To align the film’s visual language with her feminist intentions, the filmmaker extensively pondered the notion of female gaze, and how a woman might even look at herself without being brainwashed by the way patriarchy sees us. “When I look in the mirror, I honestly probably look at myself through male eyes,” Reijn confesses. “If I looked at myself with female eyes, I would probably not get rid of my nipple hairs. I would think, ‘Oh, that’s a beautiful little fur that I’m growing there.’” Her guiding voice in filming the female body was once again informed by her own experience as an actress, often feeling objectified and sexualized through voyeuristic eyes. “I told my DP, a straight man, to put himself in my shoes and really try and think about what it [might feel like] to be a woman. I think for us women, sexuality has nothing to do with the actual sex act sometimes. If you look closely at my movie, we have little snippets of the actual sex acts, but it’s mostly suggestion. It’s all in the mind. For us women, it’s poetic, layered, nuanced. And that is how I wanted to use the camera.”

I think for us women, sexuality has nothing to do with the actual sex act sometimes.”

Even as an erotic-thriller-loving cinephile in her late forties, Reijn is sympathetic towards the younger generation who might be shy about eroticism in cinema, or (as it’s often argued across social media), apprehensive towards sex scenes in movies. “I’ve thought about this a lot,” she admits. “And I have a couple of ideas. I grew up without the [cell] phone. When you grow up with a phone, you’re just used to communicating through a device. So anything that has to do with smell, touching, bodily juices…it’s a little gross. Almost too human.” She adds, “When we were young, it was so much effort to even look at a sexual picture. Now with the internet, it's perhaps too much for them—press one button and they see the most insane and sometimes horrible images of sexuality. So I relate to them saying, ‘I don’t need that.’”
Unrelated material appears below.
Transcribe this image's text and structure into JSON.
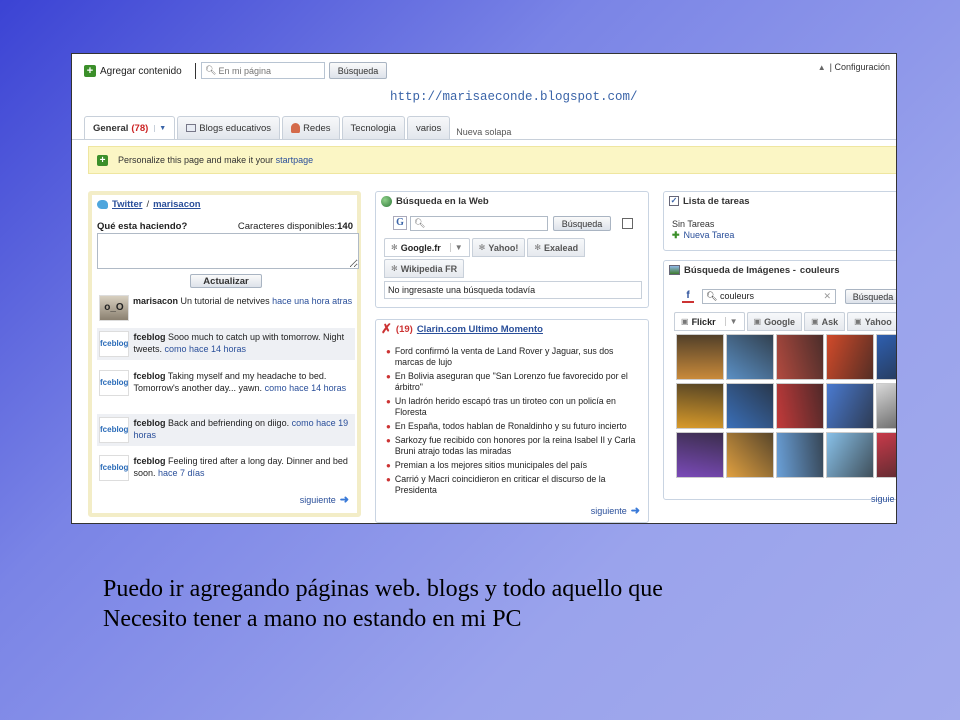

To Reijn, our entrapment in patriarchy also contributes to younger viewers’ hesitation. She says patriarchy breeds a very specific type of sexuality onscreen—too in-your-face, stripping sex off all its mystery. “I’m convinced that those young people that are scared of it will be able to enjoy this movie because it leaves things up to your own imagination. And [I try to] give you enough tools to play with it in your head.”